One notable Neo-Palladian feature of the House is that the side elevations answer each other, but the entrance and back fronts do not. The visitor is first confronted by a traditional porticoed front, and the unusual garden front is marked by the three Venetian windows.

Burlington wanted to create a symbiosis between humans, nature, and the spirits. He was inspired by Roman-style houses, which involved beneficial gods and spirits in the lives of the occupants. For example, at the foot of the portico of the House you see statues of Palladio and Inigo Jones (regarded as the first populariser of the Palladian and Italianate style in England); the presiding ‘gods’ and busts of famous philosophers and generals in the Dome Saloon. Similarly, some of the ceilings are adorned by symbiotic paintings. For example, the Muse of Architecture in the Blue Velvet Room displays an allegorical figure, crowned with the capital of a column to represent Architecture, surrounded by cupids carrying drawing instruments. In these paintings, Burlington is perhaps trying to create the synergy between the attributes of the gods, the spirits and human endeavour and achievement.

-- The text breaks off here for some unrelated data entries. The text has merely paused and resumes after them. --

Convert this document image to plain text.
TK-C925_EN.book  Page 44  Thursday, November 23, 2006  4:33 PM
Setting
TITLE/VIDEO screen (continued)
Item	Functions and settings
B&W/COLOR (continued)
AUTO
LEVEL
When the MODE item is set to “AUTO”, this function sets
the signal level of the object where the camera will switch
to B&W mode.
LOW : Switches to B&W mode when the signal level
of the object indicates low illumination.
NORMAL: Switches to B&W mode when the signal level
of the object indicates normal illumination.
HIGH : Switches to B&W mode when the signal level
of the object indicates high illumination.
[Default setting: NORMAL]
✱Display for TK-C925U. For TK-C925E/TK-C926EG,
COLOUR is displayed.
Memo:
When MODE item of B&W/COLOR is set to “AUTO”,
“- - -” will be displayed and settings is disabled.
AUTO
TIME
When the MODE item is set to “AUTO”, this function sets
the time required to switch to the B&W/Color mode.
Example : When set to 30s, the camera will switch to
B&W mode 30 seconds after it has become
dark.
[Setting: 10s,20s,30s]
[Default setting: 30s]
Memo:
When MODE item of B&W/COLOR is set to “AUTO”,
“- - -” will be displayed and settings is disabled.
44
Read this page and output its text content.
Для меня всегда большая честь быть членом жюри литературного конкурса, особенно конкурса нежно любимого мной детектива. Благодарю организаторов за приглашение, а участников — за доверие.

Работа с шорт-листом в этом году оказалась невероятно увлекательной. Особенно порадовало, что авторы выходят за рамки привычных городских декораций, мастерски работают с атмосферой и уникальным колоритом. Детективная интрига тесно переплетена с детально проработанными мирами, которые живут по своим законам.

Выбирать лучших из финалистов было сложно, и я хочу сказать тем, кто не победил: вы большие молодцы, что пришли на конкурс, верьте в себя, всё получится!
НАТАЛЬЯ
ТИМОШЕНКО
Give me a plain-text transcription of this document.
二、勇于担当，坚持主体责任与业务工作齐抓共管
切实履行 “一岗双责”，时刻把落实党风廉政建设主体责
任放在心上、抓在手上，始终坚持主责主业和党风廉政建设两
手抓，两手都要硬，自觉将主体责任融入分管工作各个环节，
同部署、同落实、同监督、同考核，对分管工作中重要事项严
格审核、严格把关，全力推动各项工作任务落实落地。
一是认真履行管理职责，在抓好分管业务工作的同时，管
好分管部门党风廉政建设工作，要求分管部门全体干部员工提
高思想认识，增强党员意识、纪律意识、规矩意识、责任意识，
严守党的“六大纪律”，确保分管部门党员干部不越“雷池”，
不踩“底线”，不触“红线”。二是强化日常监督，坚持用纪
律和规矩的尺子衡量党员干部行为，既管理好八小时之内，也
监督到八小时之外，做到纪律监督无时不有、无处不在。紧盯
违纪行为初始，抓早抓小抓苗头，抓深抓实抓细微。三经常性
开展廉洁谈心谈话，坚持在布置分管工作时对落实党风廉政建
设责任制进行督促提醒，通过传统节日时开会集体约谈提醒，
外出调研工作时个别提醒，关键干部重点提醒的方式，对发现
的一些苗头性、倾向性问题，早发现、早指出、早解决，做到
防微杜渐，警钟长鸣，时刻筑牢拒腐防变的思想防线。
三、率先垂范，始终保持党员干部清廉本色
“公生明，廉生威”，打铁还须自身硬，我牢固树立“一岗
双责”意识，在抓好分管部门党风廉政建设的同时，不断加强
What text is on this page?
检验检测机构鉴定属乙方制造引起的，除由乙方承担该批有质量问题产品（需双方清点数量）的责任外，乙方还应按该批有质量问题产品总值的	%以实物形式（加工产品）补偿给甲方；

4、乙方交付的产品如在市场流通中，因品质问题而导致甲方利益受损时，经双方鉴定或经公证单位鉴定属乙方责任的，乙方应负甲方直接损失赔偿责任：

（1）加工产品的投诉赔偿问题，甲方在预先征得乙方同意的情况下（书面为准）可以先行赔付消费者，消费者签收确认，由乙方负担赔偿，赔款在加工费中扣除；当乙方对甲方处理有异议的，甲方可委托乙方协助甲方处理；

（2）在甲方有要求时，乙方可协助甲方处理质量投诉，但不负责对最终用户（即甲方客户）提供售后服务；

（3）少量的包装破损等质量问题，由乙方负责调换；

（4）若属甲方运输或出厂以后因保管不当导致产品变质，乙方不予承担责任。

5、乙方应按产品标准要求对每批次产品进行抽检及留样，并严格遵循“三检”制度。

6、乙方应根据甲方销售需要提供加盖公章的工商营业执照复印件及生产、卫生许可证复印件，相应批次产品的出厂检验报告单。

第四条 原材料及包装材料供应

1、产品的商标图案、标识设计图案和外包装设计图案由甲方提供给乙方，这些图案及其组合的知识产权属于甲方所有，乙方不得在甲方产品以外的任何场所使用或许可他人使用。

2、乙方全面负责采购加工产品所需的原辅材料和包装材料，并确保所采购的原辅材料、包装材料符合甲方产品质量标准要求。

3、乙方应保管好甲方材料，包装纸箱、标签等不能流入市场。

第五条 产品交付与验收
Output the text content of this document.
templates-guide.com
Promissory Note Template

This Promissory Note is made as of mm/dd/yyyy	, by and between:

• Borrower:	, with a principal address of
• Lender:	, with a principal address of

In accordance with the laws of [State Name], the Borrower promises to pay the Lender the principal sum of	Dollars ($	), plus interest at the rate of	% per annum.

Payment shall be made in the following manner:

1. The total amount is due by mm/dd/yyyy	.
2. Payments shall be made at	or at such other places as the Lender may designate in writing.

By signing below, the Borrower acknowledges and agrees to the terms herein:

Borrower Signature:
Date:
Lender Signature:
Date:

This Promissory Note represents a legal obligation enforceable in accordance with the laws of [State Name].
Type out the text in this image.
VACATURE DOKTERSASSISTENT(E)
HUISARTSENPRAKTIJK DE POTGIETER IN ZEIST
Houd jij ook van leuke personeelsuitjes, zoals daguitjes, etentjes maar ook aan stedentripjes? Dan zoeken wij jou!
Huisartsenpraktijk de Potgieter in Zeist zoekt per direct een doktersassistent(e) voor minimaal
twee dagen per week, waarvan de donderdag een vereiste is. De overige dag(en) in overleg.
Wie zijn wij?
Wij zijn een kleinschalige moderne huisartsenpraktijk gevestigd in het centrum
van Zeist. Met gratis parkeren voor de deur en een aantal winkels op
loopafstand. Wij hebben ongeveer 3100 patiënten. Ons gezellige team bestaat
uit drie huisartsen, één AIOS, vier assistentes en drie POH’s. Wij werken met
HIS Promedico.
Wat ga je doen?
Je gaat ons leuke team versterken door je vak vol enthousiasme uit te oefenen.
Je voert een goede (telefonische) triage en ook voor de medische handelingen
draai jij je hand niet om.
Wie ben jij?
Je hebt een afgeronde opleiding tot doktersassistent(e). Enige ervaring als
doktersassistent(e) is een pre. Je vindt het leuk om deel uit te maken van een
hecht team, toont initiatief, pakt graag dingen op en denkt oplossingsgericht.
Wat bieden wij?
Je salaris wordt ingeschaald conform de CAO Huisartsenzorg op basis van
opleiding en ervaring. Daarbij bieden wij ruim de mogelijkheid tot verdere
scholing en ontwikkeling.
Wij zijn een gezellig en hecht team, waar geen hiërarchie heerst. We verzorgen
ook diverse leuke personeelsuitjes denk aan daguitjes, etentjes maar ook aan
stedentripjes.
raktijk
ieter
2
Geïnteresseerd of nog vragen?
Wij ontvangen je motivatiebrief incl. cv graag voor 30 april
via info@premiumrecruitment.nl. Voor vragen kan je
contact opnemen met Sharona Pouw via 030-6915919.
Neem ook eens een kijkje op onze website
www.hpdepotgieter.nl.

Chiswick House in its almost 200 year history has gone through several transformations in its architecture, structure, and design, and has been used as a venue for art, media, and educational and cultural activities. For example, in 1966 the Beatles used the premises to record their new songs ‘Paperback Writer’ and ‘Rain’; and in 2009, Biffy Clyro used the portico as the setting for his music video ‘That Golden Rule’. Chiswick House is now a grade 1 listed building maintained by English Heritage. It is used as a museum which houses the Burlington collection, and the garden is open to the public.

 

Note: this essay has been edited for the website.